Standing up for Donegal’s children with special needs

Standing up for Donegal’s children with special needs
Ruairi Quinn, minister for education and skills, had been speaking with people after delivering his address to the MacGill Summer School on Thursday. As he turned from the door of the Highland Hotel, he spotted a familiar face coming toward him.

Ruairi Quinn, minister for education and skills, had been speaking with people after delivering his address to the MacGill Summer School on Thursday. As he turned from the door of the Highland Hotel, he spotted a familiar face coming toward him.

“Gina!” he said.

Gina Grant of Letterkenny, who is involved in a number of campaigns in support of children with special needs, approached the minister with a question from a discussion they had earlier in the day. Gina and Fran Kane, secretary of Down Syndrome Ireland, had brought the minister a proposal from the national parents group Down Syndrome Education Equality Advocates.

In just an evening, Gina and Fran had organised a demonstration for Thursday that drew up to 70 people to the hotel in advance of the minister’s address. They want Down Syndrome to be recognised as a disability in order to provide their children with the supports that the parents say the youngsters require. They brought that message to the minister on Friday.

Gina carried a sign with a photo of her son Christopher on it. It said, “My extra chromosome needs extra support.”

Because Down Syndrome is not recognised as a disability, not all children with Down Syndrome will receive a special needs assistant at school.

“All children with Down Syndrome have the capability of being who they want to be, ” Gina said. “Once they get something into their long-term memory they get it, they’ve got it, they’re flying.

“But they need one-on-one assistance for this, ” she said. “My son is 5 and the system is failing him.”
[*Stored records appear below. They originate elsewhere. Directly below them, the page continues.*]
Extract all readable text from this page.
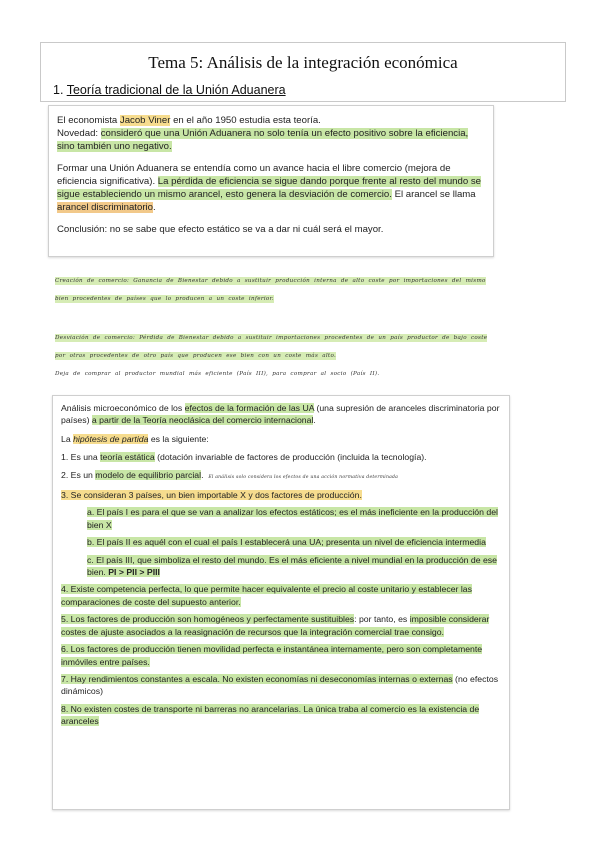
Tema 5: Análisis de la integración económica
1. Teoría tradicional de la Unión Aduanera

El economista Jacob Viner en el año 1950 estudia esta teoría.
Novedad: consideró que una Unión Aduanera no solo tenía un efecto positivo sobre la eficiencia, sino también uno negativo.

Formar una Unión Aduanera se entendía como un avance hacia el libre comercio (mejora de eficiencia significativa). La pérdida de eficiencia se sigue dando porque frente al resto del mundo se sigue estableciendo un mismo arancel, esto genera la desviación de comercio. El arancel se llama arancel discriminatorio.

Conclusión: no se sabe que efecto estático se va a dar ni cuál será el mayor.

Creación de comercio: Ganancia de Bienestar debido a sustituir producción interna de alto coste por importaciones del mismo
bien procedentes de países que lo producen a un coste inferior.
Desviación de comercio: Pérdida de Bienestar debido a sustituir importaciones procedentes de un país productor de bajo coste
por otras procedentes de otro país que producen ese bien con un coste más alto.
Deja de comprar al productor mundial más eficiente (País III), para comprar al socio (País II).

Análisis microeconómico de los efectos de la formación de las UA (una supresión de aranceles discriminatoria por países) a partir de la Teoría neoclásica del comercio internacional.

La hipótesis de partida es la siguiente:

1. Es una teoría estática (dotación invariable de factores de producción (incluida la tecnología).
2. Es un modelo de equilibrio parcial. El análisis solo considera los efectos de una acción normativa determinada
3. Se consideran 3 países, un bien importable X y dos factores de producción.
a. El país I es para el que se van a analizar los efectos estáticos; es el más ineficiente en la producción del bien X
b. El país II es aquél con el cual el país I establecerá una UA; presenta un nivel de eficiencia intermedia
c. El país III, que simboliza el resto del mundo. Es el más eficiente a nivel mundial en la producción de ese bien. PI > PII > PIII
4. Existe competencia perfecta, lo que permite hacer equivalente el precio al coste unitario y establecer las comparaciones de coste del supuesto anterior.
5. Los factores de producción son homogéneos y perfectamente sustituibles: por tanto, es imposible considerar costes de ajuste asociados a la reasignación de recursos que la integración comercial trae consigo.
6. Los factores de producción tienen movilidad perfecta e instantánea internamente, pero son completamente inmóviles entre países.
7. Hay rendimientos constantes a escala. No existen economías ni deseconomías internas o externas (no efectos dinámicos)
8. No existen costes de transporte ni barreras no arancelarias. La única traba al comercio es la existencia de aranceles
Gina is also a spokesperson for the Let Me Be Me! campaign that was formed earlier this summer to support Donegal’s specialist special-needs preschools. Gina’s son Christopher, 5, has Down Syndrome and her son Francis, 4, has mitochondrial disease and attends the specialist preschool at Ballaghderg, Letterkenny. Gina and her husband, Eddie, have a house full of seven children, ranging in age from 4 to 21.

The Health Service Executive has already confirmed their plans to close St. Agnes specialist preschool in Donegal town next year, and the preschool is not accepting new children this year. Parents whose children attend Ballaghderg are concerned about the future of that preschool; the HSE has only committed to supporting the school until 2015.

In their conversation with the minister on Friday, Gina and Fran proposed that the government provide all children with Down Syndrome with three hours a week of special needs assistance and that the children be regularly assessed to ensure their needs did not change as the year went on. The minister asked the women to provide him with documentation to further detail their proposal, and told them he believed it was a request worth considering.

There are about 70 families in Donegal who have a school-aged child with Down Syndrome. Nationally, up to 30 children with Down Syndrome enter the Irish school system each year. Gina and Fran want the government to address the issue in time for the children who will begin school in September.

“We’re not talking huge numbers here, ” Gina said. “And it would cost less than 5,000 euro per child, so it’s not a huge money issue, either.”

Fran and Gina were pleased with their talk with the minister in Glenties. “He sat down and listened to us, ” Fran said. Fran’s son JJ, age 10, has Down Syndrome.

“Down Syndrome is not an intellectual disability, ” Gina said. The condition affects children across the board, and those who are not provided with suitable special assistance will face frustration after frustration in school, she said.

“There’s only so much failure any child can take, ” Gina said.

Fran became involved in Down Syndrome Ireland about a year ago and because of Gina’s encouragement. The two had met at a protest in support of children with Down Syndrome. Fran said that she and her husband had to fight for the special-needs assistance they could secure for their son.

“Gina is very passionate -- she’s all about the children. She’s not doing it for any political gain, she’s not getting a wage at the end of it, ” Fran said. “If Gina says, ‘Let’s do this’, I say, ‘yes’.”

Gina became involved in the Down Syndrome campaign two Octobers ago when she discovered how difficult it would be to secure special resources for Christopher in school. “But people have been campaigning for years, ” she said.

“Every parent of a child with Down Syndrome knows their councillor or TD, ” Gina said. Those parents often must go to their elected representatives to secure the hearing, vision and other tests that children with Down Syndrome need regularly. Often, a child with a state-recognised disability will move up the list faster, making the wait longer for the child who has Down Syndrome.

Fran and Gina acknowledged that there has been great progress in the way the state deals with children who have Down Syndrome in recent decades. But there is more work to be done, they said.

“Every child with Down Syndrome should be allowed to be capable to their level of ability, ” Gina said. “Not to write children off, and that’s what we believe the government have done.”